Hoy cantamos, Jesús amigo:

Al pie de la cruz con María

Tercer sábado de septiembre con María en el corazón. Hoy me siento cercano a Nuestra Señora de los Dolores y quiero permanecer al pie de la cruz junto a la Virgen. Estar así inmerso en el corazón de la Pasión sintiendo el gran amor que Jesucristo tiene por nosotros porque, para el cristiano, la cruz no es la exaltación del sufrimiento sino del amor infinito de Dios.
El cuerpo de Jesús está lacerado, sin aliento, desfigurado, es el mismo que María llevó en su seno durante nueve meses. Ella permanece allí experimentando un dolor extremo, fiel a Jesús. Esta es la belleza de esta escena crucial que conocemos por los Evangelios. Al pie de la cruz, la Madre de los Dolores se convierte en la Madre de este nuevo pueblo bautizado, de este nuevo nacimiento, el de la Iglesia.
Siguiendo el ejemplo de San Juan, y conforme a la voluntad de Jesús, me llevo a María a mi casa, es decir, a mi corazón. Me uno íntimamente a ella en la fe para sentir más cerca a Nuestro Señor. Existe una comunión del corazón y de la voluntad entre Madre e Hijo, y al estar unido a ella, siento también que me hallo injertado en el corazón amoroso de Cristo.
En este día, unido a María, contemplando el cuerpo rasgado y magullado de Cristo, quiero entender la perfección del cumplimiento de la voluntad de Dios. Perfeccionarme por el amor, aceptar la cruz, el sufrimiento, sentir el misterio infinito del amor de Dios por nosotros, derramar lágrimas de contrición que expresen pesar por mis pecados y gratitud y alegría por el amor que Dios me tiene.

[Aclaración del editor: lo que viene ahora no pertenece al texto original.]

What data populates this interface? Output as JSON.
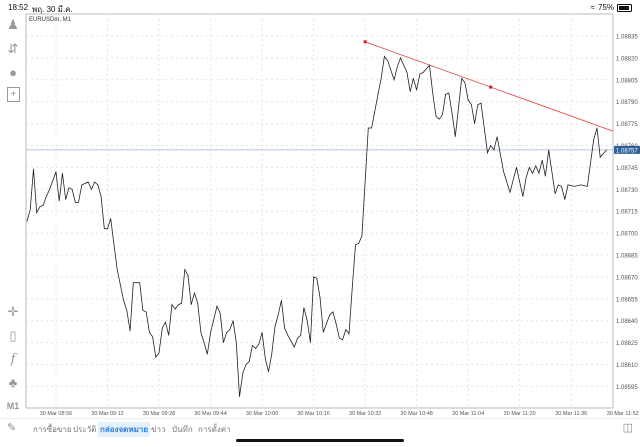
{
  "status_bar": {
    "time": "18:52",
    "date": "พฤ. 30 มี.ค.",
    "battery": "75%",
    "battery_level": 0.75
  },
  "chart": {
    "symbol": "EURUSDm, M1",
    "timeframe_button": "M1",
    "current_price": "1.08757",
    "colors": {
      "line": "#222222",
      "trendline": "#e05050",
      "price_line": "#9fb4cc",
      "price_label_bg": "#2f5f96"
    }
  },
  "chart_data": {
    "type": "line",
    "title": "EURUSDm, M1",
    "x_tick_labels": [
      "30 Mar 08:56",
      "30 Mar 09:12",
      "30 Mar 09:28",
      "30 Mar 09:44",
      "30 Mar 10:00",
      "30 Mar 10:16",
      "30 Mar 10:32",
      "30 Mar 10:48",
      "30 Mar 11:04",
      "30 Mar 11:20",
      "30 Mar 11:36",
      "30 Mar 11:52"
    ],
    "y_tick_labels": [
      "1.08835",
      "1.08820",
      "1.08805",
      "1.08790",
      "1.08775",
      "1.08760",
      "1.08745",
      "1.08730",
      "1.08715",
      "1.08700",
      "1.08685",
      "1.08670",
      "1.08655",
      "1.08640",
      "1.08625",
      "1.08610",
      "1.08595"
    ],
    "ylim": [
      1.08585,
      1.08845
    ],
    "grid": true,
    "series": [
      {
        "points": [
          [
            "08:47",
            1.08708
          ],
          [
            "08:48",
            1.08716
          ],
          [
            "08:49",
            1.08744
          ],
          [
            "08:50",
            1.08714
          ],
          [
            "08:51",
            1.08718
          ],
          [
            "08:52",
            1.08719
          ],
          [
            "08:53",
            1.08725
          ],
          [
            "08:54",
            1.0873
          ],
          [
            "08:56",
            1.08742
          ],
          [
            "08:57",
            1.08722
          ],
          [
            "08:58",
            1.08741
          ],
          [
            "08:59",
            1.08723
          ],
          [
            "09:00",
            1.08731
          ],
          [
            "09:01",
            1.0873
          ],
          [
            "09:02",
            1.08721
          ],
          [
            "09:03",
            1.08721
          ],
          [
            "09:04",
            1.08733
          ],
          [
            "09:05",
            1.08734
          ],
          [
            "09:06",
            1.08735
          ],
          [
            "09:07",
            1.0873
          ],
          [
            "09:08",
            1.08735
          ],
          [
            "09:09",
            1.08733
          ],
          [
            "09:10",
            1.08725
          ],
          [
            "09:11",
            1.08703
          ],
          [
            "09:12",
            1.08703
          ],
          [
            "09:13",
            1.0871
          ],
          [
            "09:14",
            1.08692
          ],
          [
            "09:15",
            1.08675
          ],
          [
            "09:17",
            1.08654
          ],
          [
            "09:18",
            1.08647
          ],
          [
            "09:19",
            1.08633
          ],
          [
            "09:20",
            1.08666
          ],
          [
            "09:22",
            1.08666
          ],
          [
            "09:23",
            1.08647
          ],
          [
            "09:24",
            1.08646
          ],
          [
            "09:25",
            1.08632
          ],
          [
            "09:26",
            1.08629
          ],
          [
            "09:27",
            1.08615
          ],
          [
            "09:28",
            1.08618
          ],
          [
            "09:29",
            1.08635
          ],
          [
            "09:30",
            1.08639
          ],
          [
            "09:31",
            1.0863
          ],
          [
            "09:32",
            1.08651
          ],
          [
            "09:33",
            1.08648
          ],
          [
            "09:34",
            1.08651
          ],
          [
            "09:35",
            1.08652
          ],
          [
            "09:36",
            1.08675
          ],
          [
            "09:37",
            1.08671
          ],
          [
            "09:38",
            1.08651
          ],
          [
            "09:39",
            1.08659
          ],
          [
            "09:40",
            1.08652
          ],
          [
            "09:41",
            1.08632
          ],
          [
            "09:42",
            1.08625
          ],
          [
            "09:43",
            1.08617
          ],
          [
            "09:44",
            1.08632
          ],
          [
            "09:46",
            1.0865
          ],
          [
            "09:47",
            1.08645
          ],
          [
            "09:48",
            1.08625
          ],
          [
            "09:49",
            1.08632
          ],
          [
            "09:50",
            1.08634
          ],
          [
            "09:51",
            1.0864
          ],
          [
            "09:52",
            1.08625
          ],
          [
            "09:53",
            1.08588
          ],
          [
            "09:54",
            1.08604
          ],
          [
            "09:55",
            1.0861
          ],
          [
            "09:56",
            1.08612
          ],
          [
            "09:57",
            1.08623
          ],
          [
            "09:58",
            1.08621
          ],
          [
            "09:59",
            1.08624
          ],
          [
            "10:00",
            1.08632
          ],
          [
            "10:01",
            1.08614
          ],
          [
            "10:02",
            1.08605
          ],
          [
            "10:03",
            1.08617
          ],
          [
            "10:04",
            1.08636
          ],
          [
            "10:05",
            1.08644
          ],
          [
            "10:06",
            1.08654
          ],
          [
            "10:07",
            1.08635
          ],
          [
            "10:08",
            1.0863
          ],
          [
            "10:10",
            1.08622
          ],
          [
            "10:11",
            1.08628
          ],
          [
            "10:12",
            1.0863
          ],
          [
            "10:13",
            1.08649
          ],
          [
            "10:14",
            1.0864
          ],
          [
            "10:15",
            1.08625
          ],
          [
            "10:16",
            1.0867
          ],
          [
            "10:17",
            1.08669
          ],
          [
            "10:18",
            1.08656
          ],
          [
            "10:19",
            1.08632
          ],
          [
            "10:21",
            1.08644
          ],
          [
            "10:22",
            1.08646
          ],
          [
            "10:23",
            1.08638
          ],
          [
            "10:24",
            1.08628
          ],
          [
            "10:25",
            1.08627
          ],
          [
            "10:26",
            1.08634
          ],
          [
            "10:27",
            1.08631
          ],
          [
            "10:28",
            1.08662
          ],
          [
            "10:29",
            1.08692
          ],
          [
            "10:30",
            1.08693
          ],
          [
            "10:31",
            1.08698
          ],
          [
            "10:33",
            1.08772
          ],
          [
            "10:34",
            1.08772
          ],
          [
            "10:36",
            1.08795
          ],
          [
            "10:37",
            1.08806
          ],
          [
            "10:38",
            1.08821
          ],
          [
            "10:39",
            1.08818
          ],
          [
            "10:41",
            1.08805
          ],
          [
            "10:42",
            1.08814
          ],
          [
            "10:43",
            1.0882
          ],
          [
            "10:45",
            1.0881
          ],
          [
            "10:46",
            1.08797
          ],
          [
            "10:47",
            1.08806
          ],
          [
            "10:48",
            1.08798
          ],
          [
            "10:49",
            1.08809
          ],
          [
            "10:50",
            1.0881
          ],
          [
            "10:52",
            1.08815
          ],
          [
            "10:53",
            1.08796
          ],
          [
            "10:54",
            1.0878
          ],
          [
            "10:55",
            1.08778
          ],
          [
            "10:56",
            1.08781
          ],
          [
            "10:57",
            1.08795
          ],
          [
            "10:58",
            1.08796
          ],
          [
            "10:59",
            1.08782
          ],
          [
            "11:00",
            1.08766
          ],
          [
            "11:02",
            1.08806
          ],
          [
            "11:03",
            1.08803
          ],
          [
            "11:04",
            1.08791
          ],
          [
            "11:05",
            1.08788
          ],
          [
            "11:06",
            1.08775
          ],
          [
            "11:07",
            1.08788
          ],
          [
            "11:08",
            1.08789
          ],
          [
            "11:10",
            1.08755
          ],
          [
            "11:11",
            1.0876
          ],
          [
            "11:12",
            1.08757
          ],
          [
            "11:13",
            1.08766
          ],
          [
            "11:15",
            1.08742
          ],
          [
            "11:17",
            1.08728
          ],
          [
            "11:19",
            1.08745
          ],
          [
            "11:21",
            1.08725
          ],
          [
            "11:22",
            1.08738
          ],
          [
            "11:23",
            1.08745
          ],
          [
            "11:24",
            1.08741
          ],
          [
            "11:25",
            1.08746
          ],
          [
            "11:26",
            1.08741
          ],
          [
            "11:27",
            1.0875
          ],
          [
            "11:28",
            1.08739
          ],
          [
            "11:29",
            1.08757
          ],
          [
            "11:31",
            1.08727
          ],
          [
            "11:32",
            1.08733
          ],
          [
            "11:33",
            1.08732
          ],
          [
            "11:34",
            1.08723
          ],
          [
            "11:35",
            1.08733
          ],
          [
            "11:37",
            1.08732
          ],
          [
            "11:39",
            1.08733
          ],
          [
            "11:41",
            1.08732
          ],
          [
            "11:43",
            1.08764
          ],
          [
            "11:44",
            1.08772
          ],
          [
            "11:45",
            1.08752
          ],
          [
            "11:47",
            1.08757
          ]
        ]
      }
    ],
    "trendline": {
      "points": [
        [
          "10:32",
          1.08831
        ],
        [
          "11:11",
          1.088
        ]
      ]
    },
    "price_line": 1.08757
  },
  "sidebar": {
    "top_icons": [
      "account-icon",
      "trade-arrows-icon",
      "chat-icon",
      "new-document-icon"
    ],
    "bottom_icons": [
      "crosshair-icon",
      "candlestick-icon",
      "function-icon",
      "objects-icon"
    ]
  },
  "tabs": [
    {
      "label": "การซื้อขาย",
      "active": false
    },
    {
      "label": "ประวัติ",
      "active": false
    },
    {
      "label": "กล่องจดหมาย",
      "active": true
    },
    {
      "label": "ข่าว",
      "active": false
    },
    {
      "label": "บันทึก",
      "active": false
    },
    {
      "label": "การตั้งค่า",
      "active": false
    }
  ]
}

Como la Virgen está unida a lo que vive su Hijo, ser también más consciente de lo que vive mi prójimo; sentir en mi corazón un sentido de fraternidad humana que me conduzca a la verdadera caridad hacia mis semejantes, quienquiera que sean. Ser compasivo, estar allí a los pies de su cruz, cerca del que sufre, estar con él, llevarlo en mi corazón, siguiendo el ejemplo de Cristo, que ha soportado el peso de nuestras vidas, y de María, que me enseña que no puedo anunciar el Evangelio de Cristo sin estar íntimamente unido a Él y abierto a las cosas de Dios que todo lo basa en el Amor con mayúsculas.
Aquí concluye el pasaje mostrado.